While it may be true that interest rates would impact the Eurozone more than the US (see figure 2), interest rate dynamics can swiftly change depending on either rate of change of inflation at the national level or on the public’s fluid perception of credit quality conditions.
Interest Payments as share of GDP[4]
Besides, both the US dollar and the Euro are fiat based money that are structurally flawed, as it is being shown today with a gamut of bailout policies left and right, targeted at rescuing the banking system and welfare nations/states in distress.
Thus, like all paper money subject to currency debasement and currency wars or competitive devaluation, that would make both like a race to the bottom.
So it’s a matter of which country (US or the Euro) would make more policy errors.
So even while I may be bullish the Euro over the US over the short-term, I wouldn’t recommend positioning on either one of them over the opportunity costs of holding other assets.

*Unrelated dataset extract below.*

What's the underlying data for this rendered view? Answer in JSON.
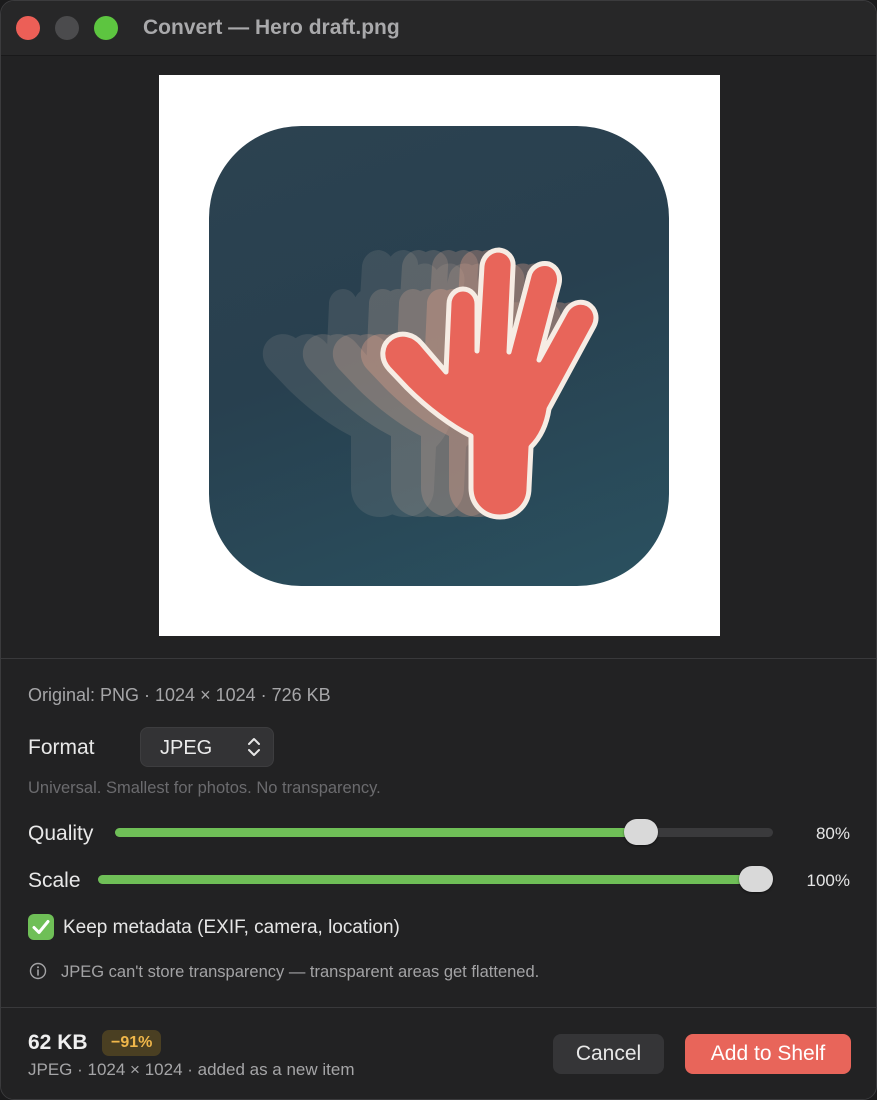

Why the USD or the Euro when there are others to choose from?
And many investors seem to share my view and vote with their money. According to analyst Doug Noland[5]

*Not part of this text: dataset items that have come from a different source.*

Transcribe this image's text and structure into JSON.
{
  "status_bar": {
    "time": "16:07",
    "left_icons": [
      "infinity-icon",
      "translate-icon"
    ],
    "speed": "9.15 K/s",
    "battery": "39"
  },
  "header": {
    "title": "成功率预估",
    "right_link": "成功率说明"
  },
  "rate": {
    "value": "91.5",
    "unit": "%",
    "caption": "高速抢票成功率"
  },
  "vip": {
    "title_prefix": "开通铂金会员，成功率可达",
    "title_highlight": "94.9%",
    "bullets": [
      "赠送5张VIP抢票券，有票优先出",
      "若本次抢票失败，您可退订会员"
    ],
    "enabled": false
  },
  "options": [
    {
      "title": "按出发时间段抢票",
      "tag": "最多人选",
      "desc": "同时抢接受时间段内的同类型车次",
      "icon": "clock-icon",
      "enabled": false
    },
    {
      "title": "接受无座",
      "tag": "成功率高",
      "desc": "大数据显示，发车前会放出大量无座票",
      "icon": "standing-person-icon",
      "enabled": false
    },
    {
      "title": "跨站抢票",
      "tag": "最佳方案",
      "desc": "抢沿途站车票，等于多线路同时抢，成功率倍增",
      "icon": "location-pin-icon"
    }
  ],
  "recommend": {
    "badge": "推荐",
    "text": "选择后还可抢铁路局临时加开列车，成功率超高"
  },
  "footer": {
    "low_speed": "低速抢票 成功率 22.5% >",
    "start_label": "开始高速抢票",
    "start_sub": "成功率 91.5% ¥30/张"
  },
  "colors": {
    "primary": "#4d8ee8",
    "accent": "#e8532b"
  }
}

``The past year saw another $500 billion flee the U.S. money fund complex in search of higher yields. Tens of billions flooded into perceived low-risk bond and muni funds, while tens of billions more headed overseas. Meanwhile, money flowed into the hedge fund community, where assets and leverage are said to now approach pre-crisis levels. All of this amplifies systemic risk.”
So while it may hold the US dollar may rally, mostly as a result of a weakened Euro, I think this could be temporary.
Yet even as the USD should rally, we shouldn’t expect the same pattern of asset behaviour to occur as with the 2008 paradigm as some other experts seem to suggest.
It’s not true that a strong USD automatically translates to weakness in all other assets.
In 2005 the US dollar rallied alongside commodities and global equity markets. Thus, reference points can give divergent views and the view that a strong USD means automatic weakness in all others means anchoring to the 2008 post Lehman bankruptcy episode.
For me, it will always be a question of how authorities are likely to respond to any unfolding problems than simply projecting past or present conditions into the future.
For now, the auto response mechanism or path dependency by policymakers has been to engage in bailouts. Thus, in sustaining these policies means we should position for boom bust cycles, or at worst, insure ourselves from the prospects of a crack-up boom phenomenon (flight to commodities) since money is never neutral.
In a similar vein, it would seem to be impractical to be bearish on gold or precious metals for the same reasons.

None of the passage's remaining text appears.